Weakly Supervised Data Refinement and Flexible Sequence Compression for Efficient Thai LLM-based ASR
Mingchen Shao, Xinfa Zhu, Chengyou Wang, Bingshen Mu, Hai Li, Ying Yan, Junhui Liu, Danming Xie, Lei Xie
TL;DR
The paper tackles Thai ASR in data- and compute-constrained settings by integrating a strong speech encoder with a Thai LLM through a two-stage training scheme. It introduces a self-evolving data refinement loop to improve weak labels and yields refined 16k hours of Thai data, then couples an enhanced Zipformer encoder with Typhoon2-Llama3 backbones via adapters and LoRA for SOTA CER reductions. A pluggable cosine-based sequence compression reduces sequence length by up to $50\%$ for inference and training with modest CER loss ($<5\%$), achieving $1.5\times$ to $2.1\times$ speedups.

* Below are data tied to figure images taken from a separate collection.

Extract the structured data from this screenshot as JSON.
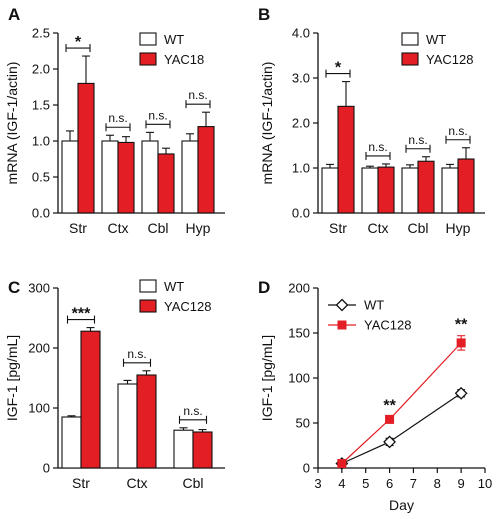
{
  "chart_data": [
    {
      "id": "A",
      "type": "bar",
      "panel_label": "A",
      "categories": [
        "Str",
        "Ctx",
        "Cbl",
        "Hyp"
      ],
      "series": [
        {
          "name": "WT",
          "color": "#ffffff",
          "values": [
            1.0,
            1.0,
            1.0,
            1.0
          ],
          "errors": [
            0.14,
            0.08,
            0.12,
            0.1
          ]
        },
        {
          "name": "YAC18",
          "color": "#e31e24",
          "values": [
            1.8,
            0.98,
            0.82,
            1.2
          ],
          "errors": [
            0.38,
            0.08,
            0.08,
            0.2
          ]
        }
      ],
      "ylabel": "mRNA (IGF-1/actin)",
      "ylim": [
        0,
        2.5
      ],
      "yticks": [
        "0.0",
        "0.5",
        "1.0",
        "1.5",
        "2.0",
        "2.5"
      ],
      "significance": [
        "*",
        "n.s.",
        "n.s.",
        "n.s."
      ],
      "legend": "top-right"
    },
    {
      "id": "B",
      "type": "bar",
      "panel_label": "B",
      "categories": [
        "Str",
        "Ctx",
        "Cbl",
        "Hyp"
      ],
      "series": [
        {
          "name": "WT",
          "color": "#ffffff",
          "values": [
            1.0,
            1.0,
            1.0,
            1.0
          ],
          "errors": [
            0.08,
            0.04,
            0.07,
            0.08
          ]
        },
        {
          "name": "YAC128",
          "color": "#e31e24",
          "values": [
            2.37,
            1.02,
            1.15,
            1.2
          ],
          "errors": [
            0.55,
            0.07,
            0.1,
            0.25
          ]
        }
      ],
      "ylabel": "mRNA (IGF-1/actin)",
      "ylim": [
        0,
        4.0
      ],
      "yticks": [
        "0.0",
        "1.0",
        "2.0",
        "3.0",
        "4.0"
      ],
      "significance": [
        "*",
        "n.s.",
        "n.s.",
        "n.s."
      ],
      "legend": "top-right"
    },
    {
      "id": "C",
      "type": "bar",
      "panel_label": "C",
      "categories": [
        "Str",
        "Ctx",
        "Cbl"
      ],
      "series": [
        {
          "name": "WT",
          "color": "#ffffff",
          "values": [
            85,
            140,
            63
          ],
          "errors": [
            2,
            6,
            4
          ]
        },
        {
          "name": "YAC128",
          "color": "#e31e24",
          "values": [
            228,
            155,
            60
          ],
          "errors": [
            6,
            7,
            4
          ]
        }
      ],
      "ylabel": "IGF-1 [pg/mL]",
      "ylim": [
        0,
        300
      ],
      "yticks": [
        "0",
        "100",
        "200",
        "300"
      ],
      "significance": [
        "***",
        "n.s.",
        "n.s."
      ],
      "legend": "top-right"
    },
    {
      "id": "D",
      "type": "line",
      "panel_label": "D",
      "x": [
        4,
        6,
        9
      ],
      "series": [
        {
          "name": "WT",
          "color": "#111111",
          "marker": "diamond-open",
          "values": [
            5,
            29,
            83
          ],
          "errors": [
            2,
            4,
            4
          ]
        },
        {
          "name": "YAC128",
          "color": "#e31e24",
          "marker": "square-filled",
          "values": [
            5,
            54,
            139
          ],
          "errors": [
            2,
            3,
            8
          ]
        }
      ],
      "xlabel": "Day",
      "ylabel": "IGF-1 [pg/mL]",
      "xlim": [
        3,
        10
      ],
      "ylim": [
        0,
        200
      ],
      "xticks": [
        "3",
        "4",
        "5",
        "6",
        "7",
        "8",
        "9",
        "10"
      ],
      "yticks": [
        "0",
        "50",
        "100",
        "150",
        "200"
      ],
      "annotations": [
        {
          "x": 6,
          "text": "**"
        },
        {
          "x": 9,
          "text": "**"
        }
      ],
      "legend": "top-left"
    }
  ]
}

Cross-dataset experiments on Gigaspeech2, MSR-86k, CommonVoice Thai, and FLEUR show robust gains and practical acceleration, validating the approach for low-resource Thai ASR. The work contributes open refined labels, a scalable LLM-integrated ASR architecture, and a flexible compression module enabling efficient deployment.
Abstract
Despite remarkable achievements, automatic speech recognition (ASR) in low-resource scenarios still faces two challenges: high-quality data scarcity and high computational demands. This paper proposes EThai-ASR, the first to apply large language models (LLMs) to Thai ASR and create an efficient LLM-based ASR system. EThai-ASR comprises a speech encoder, a connection module and a Thai LLM decoder. To address the data scarcity and obtain a powerful speech encoder, EThai-ASR introduces a self-evolving data refinement strategy to refine weak labels, yielding an enhanced speech encoder. Moreover, we propose a pluggable sequence compression module used in the connection module with three modes designed to reduce the sequence length, thus decreasing computational demands while maintaining decent performance. Extensive experiments demonstrate that EThai-ASR has achieved state-of-the-art accuracy in multiple datasets. We release our refined text transcripts to promote further research.